Thanks to certain things when I was growing up, like hanging out with the neighbor boy and having to hold my own with his friends while playing war, I developed the habit of out-guying the guys. This was a big part of my experience as a young lass and teen. Interacting with boys was all about being tougher than them, because that was the habit I'd developed. Habits are hard to shake.

These days I'm much more aware of this, and much more aware that it's a bad thing. So, I'm better. When that comment of, "Oh yeah, I bet I could beat you at X" comes to my lips, I recognize it for what it is - self-defense - and quash it. I don't have to prove my butch-ness any more.

These days, when I like a guy, I work really hard to actually show it. I still suck at doing this, but I do rather better now than my previous strategy which was built upon either:
1. Ignoring him
2. Being somehow competitive with him

Because, when we get right down to it, whether we're talking nice guy or girl with skills, there are real reasons these folks struggle with dating.
  • Nice Guys tend to be too nice. They're so accommodating that the gal might as well not be dating him 'cause he's got little to add to the relationship - it's all, "I'll do whatever you want to do," which gets old fast.
  • Girls With Skills tend to be too demanding. They've driven themselves to work so hard because they feel like anything less makes them less. Thus, the standards they set for a guy tend to be extreme because they expect the guy to either match or exceed her in what she's achieved, and those achievements are specific. So, the wonderful guy who's X instead of Y - like, an artist instead of a lawyer, never has a chance because her scale of "worthy" versus "not" is very specific.
I recognize parts of myself in this gal, but I'm glad to say I never matched her exactly. These days, I appreciate the need to resemble her even less. It's not about "settling" or lacking standards, but instead it's about recognizing which standards are important (he's respectful of you) and which are arbitrary (he earns X amount of money).

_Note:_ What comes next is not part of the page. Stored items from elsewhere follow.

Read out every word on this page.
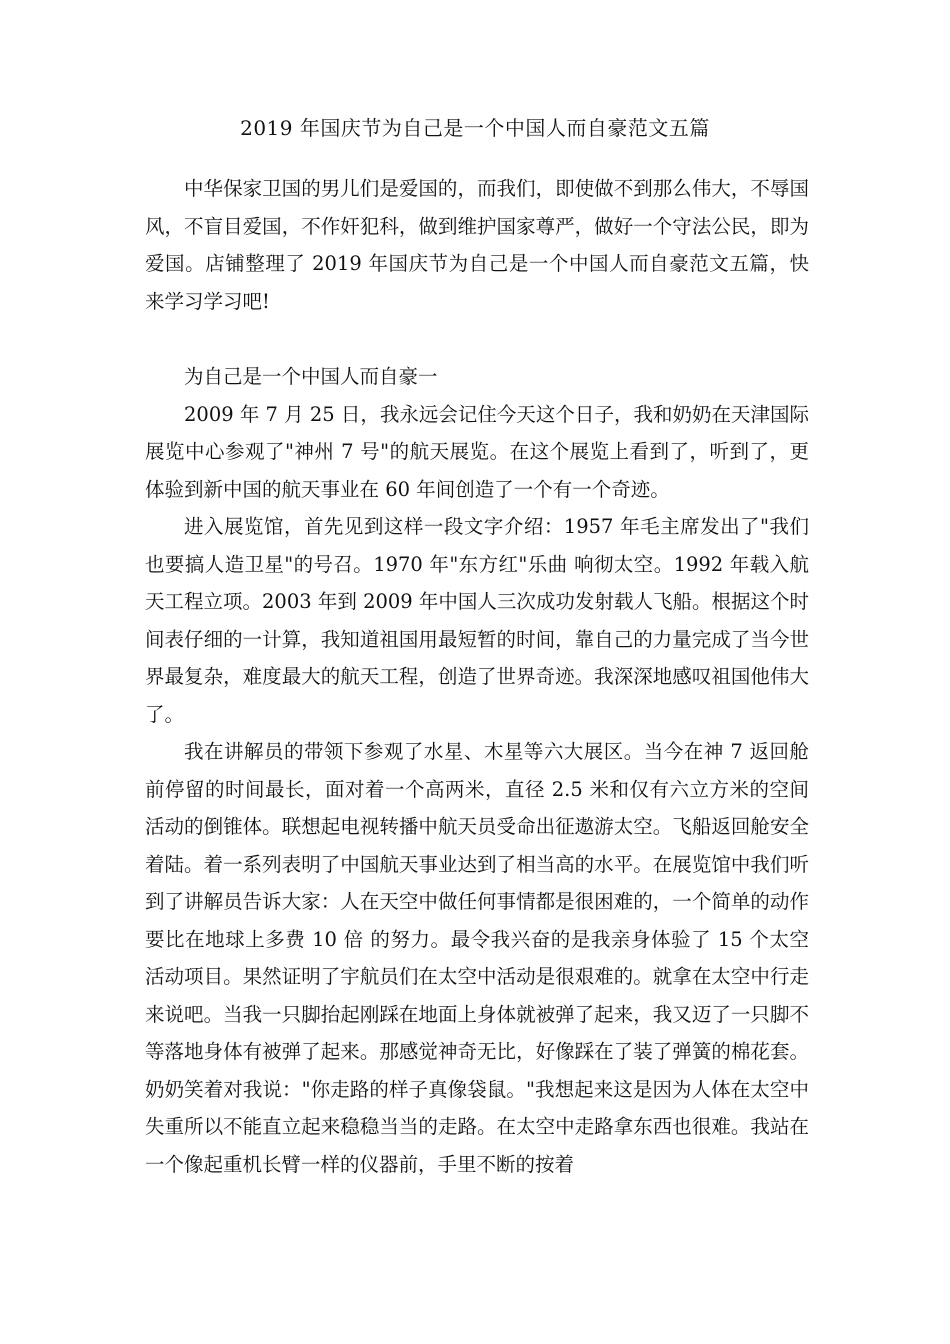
2019 年国庆节为自己是一个中国人而自豪范文五篇

中华保家卫国的男儿们是爱国的，而我们，即使做不到那么伟大，不辱国风，不盲目爱国，不作奸犯科，做到维护国家尊严，做好一个守法公民，即为爱国。店铺整理了 2019 年国庆节为自己是一个中国人而自豪范文五篇，快来学习学习吧!

为自己是一个中国人而自豪一

2009 年 7 月 25 日，我永远会记住今天这个日子，我和奶奶在天津国际展览中心参观了"神州 7 号"的航天展览。在这个展览上看到了，听到了，更体验到新中国的航天事业在 60 年间创造了一个有一个奇迹。

进入展览馆，首先见到这样一段文字介绍：1957 年毛主席发出了"我们也要搞人造卫星"的号召。1970 年"东方红"乐曲 响彻太空。1992 年载入航天工程立项。2003 年到 2009 年中国人三次成功发射载人飞船。根据这个时间表仔细的一计算，我知道祖国用最短暂的时间，靠自己的力量完成了当今世界最复杂，难度最大的航天工程，创造了世界奇迹。我深深地感叹祖国他伟大了。

我在讲解员的带领下参观了水星、木星等六大展区。当今在神 7 返回舱前停留的时间最长，面对着一个高两米，直径 2.5 米和仅有六立方米的空间活动的倒锥体。联想起电视转播中航天员受命出征遨游太空。飞船返回舱安全着陆。着一系列表明了中国航天事业达到了相当高的水平。在展览馆中我们听到了讲解员告诉大家：人在天空中做任何事情都是很困难的，一个简单的动作要比在地球上多费 10 倍 的努力。最令我兴奋的是我亲身体验了 15 个太空活动项目。果然证明了宇航员们在太空中活动是很艰难的。就拿在太空中行走来说吧。当我一只脚抬起刚踩在地面上身体就被弹了起来，我又迈了一只脚不等落地身体有被弹了起来。那感觉神奇无比，好像踩在了装了弹簧的棉花套。奶奶笑着对我说："你走路的样子真像袋鼠。"我想起来这是因为人体在太空中失重所以不能直立起来稳稳当当的走路。在太空中走路拿东西也很难。我站在一个像起重机长臂一样的仪器前，手里不断的按着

I've got a list of things I'm looking for in a guy, the Charlie List, and I've thought very hard about what should go on it. Even so, some of them are still negotiable, but overall I feel pretty good that they're necessary, i.e. I just can't be with a guy who lacks confidence. He doesn't have to be confident about everything, I'm sure not, but a guy who's got generally low self esteem doesn't work for me, and I make no apologies about it.